A persistently noisy workplace more than doubles an employee's risk of serious heart disease, a new study has found. The findings of the research were published online this week in the journal Occupational and Environmental Medicine. The researchers looked at a representative sample of more than 6,000 US employees, aged from 20 upwards, who had been part of the US National Health and Nutrition Examination Survey (NHANES) between 1999 and 2004. This involved detailed household interviews, to include lifestyle and occupational health, medical examinations, and blood tests. Participants were grouped into those who for at least three months endured persistent loud noise at work, to the extent that it was difficult to talk at normal volume, and those who did not.

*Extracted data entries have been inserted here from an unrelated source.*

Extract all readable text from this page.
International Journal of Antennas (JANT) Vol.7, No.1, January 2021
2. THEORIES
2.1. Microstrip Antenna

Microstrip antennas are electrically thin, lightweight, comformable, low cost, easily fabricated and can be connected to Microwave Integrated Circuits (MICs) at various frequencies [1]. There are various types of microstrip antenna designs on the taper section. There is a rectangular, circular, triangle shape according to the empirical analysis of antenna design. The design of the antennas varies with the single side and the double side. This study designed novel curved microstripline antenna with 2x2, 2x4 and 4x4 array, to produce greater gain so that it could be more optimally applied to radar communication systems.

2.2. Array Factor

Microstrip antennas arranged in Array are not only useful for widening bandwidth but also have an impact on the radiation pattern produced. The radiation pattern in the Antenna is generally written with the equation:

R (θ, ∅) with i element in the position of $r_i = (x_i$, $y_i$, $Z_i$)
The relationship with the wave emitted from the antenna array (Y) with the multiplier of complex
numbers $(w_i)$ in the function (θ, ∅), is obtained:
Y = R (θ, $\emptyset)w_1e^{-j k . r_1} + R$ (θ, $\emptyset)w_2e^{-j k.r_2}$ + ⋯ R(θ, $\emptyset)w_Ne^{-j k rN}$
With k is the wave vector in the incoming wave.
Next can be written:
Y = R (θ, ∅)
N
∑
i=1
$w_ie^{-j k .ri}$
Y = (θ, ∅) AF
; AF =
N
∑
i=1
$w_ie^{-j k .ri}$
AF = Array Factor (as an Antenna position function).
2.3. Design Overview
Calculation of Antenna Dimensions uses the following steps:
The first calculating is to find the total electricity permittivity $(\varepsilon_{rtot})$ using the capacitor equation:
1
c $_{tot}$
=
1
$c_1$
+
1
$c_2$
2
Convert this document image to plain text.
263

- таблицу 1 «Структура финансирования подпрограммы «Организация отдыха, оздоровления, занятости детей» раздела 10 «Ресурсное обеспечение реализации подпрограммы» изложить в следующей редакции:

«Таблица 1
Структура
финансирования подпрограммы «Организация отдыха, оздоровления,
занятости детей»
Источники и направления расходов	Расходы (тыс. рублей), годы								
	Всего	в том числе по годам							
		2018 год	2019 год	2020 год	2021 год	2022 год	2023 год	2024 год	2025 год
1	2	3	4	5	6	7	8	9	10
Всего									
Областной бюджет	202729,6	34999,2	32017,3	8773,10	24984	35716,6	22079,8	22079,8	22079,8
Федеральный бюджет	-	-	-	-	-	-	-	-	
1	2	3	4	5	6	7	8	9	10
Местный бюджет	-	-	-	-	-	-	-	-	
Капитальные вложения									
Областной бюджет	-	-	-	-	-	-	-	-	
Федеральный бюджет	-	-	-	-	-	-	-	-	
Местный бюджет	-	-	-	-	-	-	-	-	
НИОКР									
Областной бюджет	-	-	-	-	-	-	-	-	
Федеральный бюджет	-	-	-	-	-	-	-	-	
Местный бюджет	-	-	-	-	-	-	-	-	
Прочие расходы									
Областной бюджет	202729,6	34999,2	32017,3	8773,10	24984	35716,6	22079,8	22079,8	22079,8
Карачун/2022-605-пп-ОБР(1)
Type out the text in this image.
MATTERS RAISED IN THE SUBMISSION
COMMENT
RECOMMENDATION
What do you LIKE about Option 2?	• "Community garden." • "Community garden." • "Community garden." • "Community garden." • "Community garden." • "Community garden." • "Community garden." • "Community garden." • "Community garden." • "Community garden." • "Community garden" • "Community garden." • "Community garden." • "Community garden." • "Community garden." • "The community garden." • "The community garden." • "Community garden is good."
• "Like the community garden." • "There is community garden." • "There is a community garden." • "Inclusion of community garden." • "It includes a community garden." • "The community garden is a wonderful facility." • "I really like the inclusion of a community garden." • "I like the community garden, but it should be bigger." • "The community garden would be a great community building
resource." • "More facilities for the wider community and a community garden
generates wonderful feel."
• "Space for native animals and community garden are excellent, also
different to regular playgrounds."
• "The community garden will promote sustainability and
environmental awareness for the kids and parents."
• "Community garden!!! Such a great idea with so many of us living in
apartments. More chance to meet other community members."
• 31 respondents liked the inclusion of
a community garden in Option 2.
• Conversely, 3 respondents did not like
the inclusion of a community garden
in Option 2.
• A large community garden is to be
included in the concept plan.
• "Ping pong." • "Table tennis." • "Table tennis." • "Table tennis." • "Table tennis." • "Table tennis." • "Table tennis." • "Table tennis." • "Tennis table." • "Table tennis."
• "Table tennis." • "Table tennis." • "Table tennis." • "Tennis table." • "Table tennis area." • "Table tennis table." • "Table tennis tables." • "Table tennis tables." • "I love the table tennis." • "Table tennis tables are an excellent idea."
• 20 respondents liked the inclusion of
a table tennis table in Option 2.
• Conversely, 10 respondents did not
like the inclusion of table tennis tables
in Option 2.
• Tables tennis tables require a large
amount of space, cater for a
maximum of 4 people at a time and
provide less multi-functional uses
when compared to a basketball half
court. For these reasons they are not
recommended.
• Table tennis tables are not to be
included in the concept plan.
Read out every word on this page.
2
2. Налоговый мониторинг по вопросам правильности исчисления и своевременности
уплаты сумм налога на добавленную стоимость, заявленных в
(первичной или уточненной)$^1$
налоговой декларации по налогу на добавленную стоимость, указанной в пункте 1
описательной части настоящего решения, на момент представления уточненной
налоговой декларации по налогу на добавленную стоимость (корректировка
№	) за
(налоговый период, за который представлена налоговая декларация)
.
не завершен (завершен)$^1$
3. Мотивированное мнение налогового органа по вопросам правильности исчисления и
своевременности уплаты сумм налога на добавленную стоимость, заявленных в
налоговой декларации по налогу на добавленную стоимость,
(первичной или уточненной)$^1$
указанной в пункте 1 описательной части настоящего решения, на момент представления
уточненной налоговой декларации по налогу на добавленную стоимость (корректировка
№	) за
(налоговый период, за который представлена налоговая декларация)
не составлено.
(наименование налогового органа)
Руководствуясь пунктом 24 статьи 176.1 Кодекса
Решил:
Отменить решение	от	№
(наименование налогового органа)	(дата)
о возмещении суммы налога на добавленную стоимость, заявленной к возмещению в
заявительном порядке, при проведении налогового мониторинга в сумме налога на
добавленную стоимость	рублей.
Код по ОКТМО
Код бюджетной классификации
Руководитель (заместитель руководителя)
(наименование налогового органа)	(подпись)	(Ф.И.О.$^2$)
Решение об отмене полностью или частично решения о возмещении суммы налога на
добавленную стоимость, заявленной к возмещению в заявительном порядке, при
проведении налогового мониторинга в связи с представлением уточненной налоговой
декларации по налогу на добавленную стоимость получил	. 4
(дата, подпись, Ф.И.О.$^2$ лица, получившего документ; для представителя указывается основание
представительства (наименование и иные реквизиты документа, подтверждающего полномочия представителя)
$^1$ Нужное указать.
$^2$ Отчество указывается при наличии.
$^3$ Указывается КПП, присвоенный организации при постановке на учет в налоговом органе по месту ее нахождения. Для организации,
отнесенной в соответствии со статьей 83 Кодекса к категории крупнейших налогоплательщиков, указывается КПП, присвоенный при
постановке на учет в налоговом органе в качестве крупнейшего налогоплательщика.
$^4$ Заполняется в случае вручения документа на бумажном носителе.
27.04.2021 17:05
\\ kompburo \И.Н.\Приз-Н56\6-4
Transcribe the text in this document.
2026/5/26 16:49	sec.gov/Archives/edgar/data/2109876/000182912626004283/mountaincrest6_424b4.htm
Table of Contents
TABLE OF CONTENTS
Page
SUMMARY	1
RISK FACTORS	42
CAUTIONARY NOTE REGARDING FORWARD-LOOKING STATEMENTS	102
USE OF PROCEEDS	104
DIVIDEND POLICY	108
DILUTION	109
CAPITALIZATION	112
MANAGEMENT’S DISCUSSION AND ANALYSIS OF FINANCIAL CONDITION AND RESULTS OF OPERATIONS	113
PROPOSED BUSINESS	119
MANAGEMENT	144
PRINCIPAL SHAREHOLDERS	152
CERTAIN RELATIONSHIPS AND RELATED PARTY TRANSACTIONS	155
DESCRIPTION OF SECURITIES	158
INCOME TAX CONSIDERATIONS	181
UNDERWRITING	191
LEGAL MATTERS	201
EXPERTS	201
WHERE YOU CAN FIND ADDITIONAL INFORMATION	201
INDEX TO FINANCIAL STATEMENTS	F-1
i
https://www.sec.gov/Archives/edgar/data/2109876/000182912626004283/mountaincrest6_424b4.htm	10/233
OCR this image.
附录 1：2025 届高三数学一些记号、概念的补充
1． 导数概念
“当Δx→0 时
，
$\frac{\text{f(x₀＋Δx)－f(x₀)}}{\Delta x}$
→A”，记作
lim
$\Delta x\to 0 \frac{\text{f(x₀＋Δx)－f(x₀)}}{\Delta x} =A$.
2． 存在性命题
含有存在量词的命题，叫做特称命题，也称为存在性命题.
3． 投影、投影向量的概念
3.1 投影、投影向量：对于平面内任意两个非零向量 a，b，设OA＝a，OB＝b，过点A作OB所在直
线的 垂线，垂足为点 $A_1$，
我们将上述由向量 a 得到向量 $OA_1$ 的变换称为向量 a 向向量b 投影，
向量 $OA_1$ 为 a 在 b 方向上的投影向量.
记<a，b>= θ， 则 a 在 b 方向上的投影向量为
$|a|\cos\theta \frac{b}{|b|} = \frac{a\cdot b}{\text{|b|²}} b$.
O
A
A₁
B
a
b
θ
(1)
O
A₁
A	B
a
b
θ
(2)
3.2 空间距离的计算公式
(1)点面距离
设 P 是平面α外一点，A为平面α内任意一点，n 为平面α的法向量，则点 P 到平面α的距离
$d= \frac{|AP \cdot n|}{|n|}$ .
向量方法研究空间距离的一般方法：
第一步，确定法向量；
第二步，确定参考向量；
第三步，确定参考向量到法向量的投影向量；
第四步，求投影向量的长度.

Workers in persistently noisy workplaces were between two to three times as likely to have serious heart problems as their peers in quiet workplaces. This association was particularly strong among workers under 50, who made up more than 4,500 of the total sample. They were between three and four times as likely to have angina or coronary artery disease or to have had a heart attack. The blood tests of these workers did not indicate particularly high levels of cholesterol or inflammatory proteins, both of which are associated with heart disease. But diastolic blood pressure, which measures the pressure of the artery walls when the heart relaxes between heartbeats, was higher than normal, a condition known as isolated diastolic hypertension, or IDH. This is an independent predictor of serious heart problems. The authors speculate that loud noise day after day may be as strong an external stressor as sudden strong emotion or physical exertion. They conclude: 'This study suggests that excess noise exposure in the workplace is an important occupational health issue and deserves special attention.'

Wen Qi Gan, Hugh W Davies and Paul A Demers. Exposure to occupational noise and cardiovascular disease in the United States: the National Health and Nutrition Examination Survey 1999-2004, Occupational and Environmental Medicine, Online First 5 October 2010; doi 10.1136/oem.055269 [abstract].